Niagara Falls is a tourist trap built on something wholly awesome and uncontainable by human will, and the resulting contrast is home to necessary eccentricities. It’s an alternately impressive and eclectic sight and one you’d think more films would take advantage of, but while there are plenty of movies that swing by for a scene or two few actually set the bulk of their action amid the neon-drenched streets atop the thundering falls. Disappearance at Clifton Hill takes that opening and delivers a just odd enough slow burn of a mystery that sinks its claws in and refuses to let go.
Abby (Tuppence Middleton) saw something in the woods by the falls when she was just eight years-old. A boy with one eye hides between the trees before being grabbed, knocked unconscious, and tossed into a car trunk. Young Abby’s mind can’t quite grasp what she’s witnessed, and years later she’s still having trouble believe her. That lack of trust has blossomed, though, leading to an estranged relationship with her sister Laure (Hannah Gross) that’s renewed when Abby returns to Niagara Falls following the death of their mother. The kitschy Rainbow Motel is their’s now, but while Laure wants to sell it as mom intended Abby’s not too sure. She takes up residence there, and as the days and nights pass she finds herself drawn to the mystery of the boy she saw kidnapped years ago.
Disappearance at Clifton Hill is a wonderfully moody puzzle box of a film, and Middleton is fantastic as the fascinatingly unreliable protagonist searching for the truth behind a child abduction. Director/co-writer Albert Shin (along with co-writer James Schultz) crafts a surprising, grim, heartfelt, and morbidly humorous little film that beats to its own waterlogged drum.
Part of its twisted charm comes in the motley crew assembled around Abby starting with a SCUBA certified David Cronenberg (playing a conspiracy nut named Walter) who spends half his screen time pimping his podcast. He’s a dry delight and joined in Abby’s dreary new reality by local millionaire tycoon Charlie Lake (Eric Johnson), a near one night stand who turns out to be a disgruntled cop, a pair of local celebs known as the Magnificent Moulins, and others. Each character adds a piece of information and a new glimpse into the off-season world of Clifton Hill, but the dark heart remains Abby.
She’s drawn into this decades old mystery with no connection beyond her own questionable memory, but rather than be some straitlaced protagonist from a Harlan Coben novel heroically unraveling sordid details about a past crime she’s actually something of a question mark herself. Abby’s past and present shift with her needs, and we witness her tell tall tales without batting an eye, and the more lies that viewers catch her in the more they’ll wonder what lies they’re missing. It makes for a fascinating lead character, and that only intensifies when it comes clear that the pieces she’s picking up from others are equally conflicting.
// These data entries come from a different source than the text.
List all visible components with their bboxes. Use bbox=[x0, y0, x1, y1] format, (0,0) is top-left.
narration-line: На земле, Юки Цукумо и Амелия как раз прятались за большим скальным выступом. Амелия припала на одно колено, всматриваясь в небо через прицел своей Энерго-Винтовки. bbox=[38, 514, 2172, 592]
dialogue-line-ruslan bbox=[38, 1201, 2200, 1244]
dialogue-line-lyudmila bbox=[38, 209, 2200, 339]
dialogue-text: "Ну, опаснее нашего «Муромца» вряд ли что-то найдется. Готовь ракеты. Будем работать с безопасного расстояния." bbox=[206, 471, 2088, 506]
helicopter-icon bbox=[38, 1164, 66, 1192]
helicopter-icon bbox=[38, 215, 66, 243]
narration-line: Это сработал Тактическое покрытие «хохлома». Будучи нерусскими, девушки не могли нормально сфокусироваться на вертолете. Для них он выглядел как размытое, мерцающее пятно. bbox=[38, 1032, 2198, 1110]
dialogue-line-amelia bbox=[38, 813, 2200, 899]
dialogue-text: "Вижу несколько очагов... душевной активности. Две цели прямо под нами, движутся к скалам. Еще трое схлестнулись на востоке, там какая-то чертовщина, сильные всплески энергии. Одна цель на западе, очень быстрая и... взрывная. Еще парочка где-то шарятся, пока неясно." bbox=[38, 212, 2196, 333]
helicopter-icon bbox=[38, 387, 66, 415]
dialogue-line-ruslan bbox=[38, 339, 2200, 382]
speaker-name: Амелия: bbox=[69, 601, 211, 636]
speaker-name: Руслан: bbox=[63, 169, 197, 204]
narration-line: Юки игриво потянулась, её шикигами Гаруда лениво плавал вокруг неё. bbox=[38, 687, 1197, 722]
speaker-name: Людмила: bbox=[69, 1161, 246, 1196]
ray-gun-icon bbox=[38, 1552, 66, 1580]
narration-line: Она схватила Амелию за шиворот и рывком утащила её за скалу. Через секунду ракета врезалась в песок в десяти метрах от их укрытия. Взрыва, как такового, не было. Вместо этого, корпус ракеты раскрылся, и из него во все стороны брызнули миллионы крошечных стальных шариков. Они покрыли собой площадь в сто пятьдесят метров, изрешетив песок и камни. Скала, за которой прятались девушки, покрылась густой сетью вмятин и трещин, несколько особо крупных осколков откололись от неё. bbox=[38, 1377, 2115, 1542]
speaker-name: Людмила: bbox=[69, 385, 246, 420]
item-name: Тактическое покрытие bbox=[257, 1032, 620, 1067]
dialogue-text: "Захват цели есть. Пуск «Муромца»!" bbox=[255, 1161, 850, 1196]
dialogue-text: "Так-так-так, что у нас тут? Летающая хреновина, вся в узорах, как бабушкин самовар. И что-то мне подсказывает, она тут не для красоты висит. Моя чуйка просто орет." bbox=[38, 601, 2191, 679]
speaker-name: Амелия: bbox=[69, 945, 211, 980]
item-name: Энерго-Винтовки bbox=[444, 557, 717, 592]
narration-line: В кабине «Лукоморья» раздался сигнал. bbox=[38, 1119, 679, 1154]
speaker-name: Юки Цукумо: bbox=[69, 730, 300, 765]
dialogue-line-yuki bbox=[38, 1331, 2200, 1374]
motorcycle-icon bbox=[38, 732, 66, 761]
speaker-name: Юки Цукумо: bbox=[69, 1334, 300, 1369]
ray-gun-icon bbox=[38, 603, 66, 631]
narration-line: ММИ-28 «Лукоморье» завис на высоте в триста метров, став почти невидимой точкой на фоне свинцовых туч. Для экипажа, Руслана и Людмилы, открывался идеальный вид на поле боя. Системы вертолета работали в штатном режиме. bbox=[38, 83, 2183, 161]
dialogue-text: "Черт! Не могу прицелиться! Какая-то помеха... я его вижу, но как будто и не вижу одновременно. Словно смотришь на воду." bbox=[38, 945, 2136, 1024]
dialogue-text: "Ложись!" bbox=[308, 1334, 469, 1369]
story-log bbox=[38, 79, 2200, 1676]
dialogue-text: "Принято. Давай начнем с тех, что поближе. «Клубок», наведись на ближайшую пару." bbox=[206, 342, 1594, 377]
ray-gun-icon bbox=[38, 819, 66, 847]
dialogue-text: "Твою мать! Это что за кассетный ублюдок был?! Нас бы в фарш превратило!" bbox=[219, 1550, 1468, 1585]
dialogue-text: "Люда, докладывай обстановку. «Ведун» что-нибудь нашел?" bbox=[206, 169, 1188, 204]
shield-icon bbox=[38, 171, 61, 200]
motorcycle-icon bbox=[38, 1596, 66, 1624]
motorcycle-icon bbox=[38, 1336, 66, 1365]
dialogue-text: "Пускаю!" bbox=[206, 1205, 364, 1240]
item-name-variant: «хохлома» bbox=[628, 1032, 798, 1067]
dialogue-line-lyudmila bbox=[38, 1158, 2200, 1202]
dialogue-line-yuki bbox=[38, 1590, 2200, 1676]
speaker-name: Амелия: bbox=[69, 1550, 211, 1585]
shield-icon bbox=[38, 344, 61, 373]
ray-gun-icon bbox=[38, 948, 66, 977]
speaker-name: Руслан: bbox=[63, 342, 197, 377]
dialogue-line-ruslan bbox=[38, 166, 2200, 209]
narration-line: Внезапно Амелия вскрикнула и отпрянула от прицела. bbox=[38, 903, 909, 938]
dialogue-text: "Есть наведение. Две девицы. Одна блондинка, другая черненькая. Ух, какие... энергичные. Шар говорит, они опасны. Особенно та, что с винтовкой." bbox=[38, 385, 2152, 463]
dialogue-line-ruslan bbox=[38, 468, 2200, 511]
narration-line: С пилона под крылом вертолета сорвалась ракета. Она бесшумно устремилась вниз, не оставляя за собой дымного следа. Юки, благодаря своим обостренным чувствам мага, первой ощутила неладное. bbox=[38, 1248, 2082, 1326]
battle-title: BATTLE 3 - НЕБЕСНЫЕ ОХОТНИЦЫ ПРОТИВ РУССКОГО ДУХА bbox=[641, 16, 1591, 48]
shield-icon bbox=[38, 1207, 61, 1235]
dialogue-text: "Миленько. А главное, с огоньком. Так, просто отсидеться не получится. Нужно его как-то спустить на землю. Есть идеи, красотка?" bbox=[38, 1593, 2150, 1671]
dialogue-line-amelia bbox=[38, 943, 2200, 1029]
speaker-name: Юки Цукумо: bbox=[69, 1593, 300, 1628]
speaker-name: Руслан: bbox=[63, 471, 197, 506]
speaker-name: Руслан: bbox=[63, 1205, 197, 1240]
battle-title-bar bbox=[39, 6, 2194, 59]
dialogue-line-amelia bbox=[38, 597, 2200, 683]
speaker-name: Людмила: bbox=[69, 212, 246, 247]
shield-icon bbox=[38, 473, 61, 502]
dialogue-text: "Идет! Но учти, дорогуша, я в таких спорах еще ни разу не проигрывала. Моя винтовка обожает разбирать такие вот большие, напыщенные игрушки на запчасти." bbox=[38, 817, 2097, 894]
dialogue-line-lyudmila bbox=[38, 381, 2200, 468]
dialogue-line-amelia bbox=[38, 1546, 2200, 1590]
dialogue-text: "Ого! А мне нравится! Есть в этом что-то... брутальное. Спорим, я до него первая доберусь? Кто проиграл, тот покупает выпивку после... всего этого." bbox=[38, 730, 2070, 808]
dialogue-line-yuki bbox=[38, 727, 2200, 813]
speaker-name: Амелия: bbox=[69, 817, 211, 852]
The core mystery here is an engaging one, and it dips occasionally into some grisly territory, but Shin and Schultz manage to keep things from turning too grim with a misty sheen of humor. Rather than aim for big laughs, the film finds beats that turn slightly with a welcome absurdity — it’s not Coen brothers-like shenanigans, but it’s enough to keep viewers on their toes as the story unfolds. Middleton’s performance is key to much of it working, too, as she’s our shaky guide through a tale standing equally on truths and lies. She’s coming to terms with her mother’s death, this unsolved mystery, and her own state of mind, and she might just be in trouble if she can’t find the light amid the rain-soaked darkness.
Disappearance at Clifton Hill is a welcome little mystery that takes familiar ingredients, shakes them up, and delivers something that might not involve a mystery at all. There’s a slow burn nature to it, but it’s a journey worth taking as while the water never stops moving the truth has to land somewhere eventually. Or does it?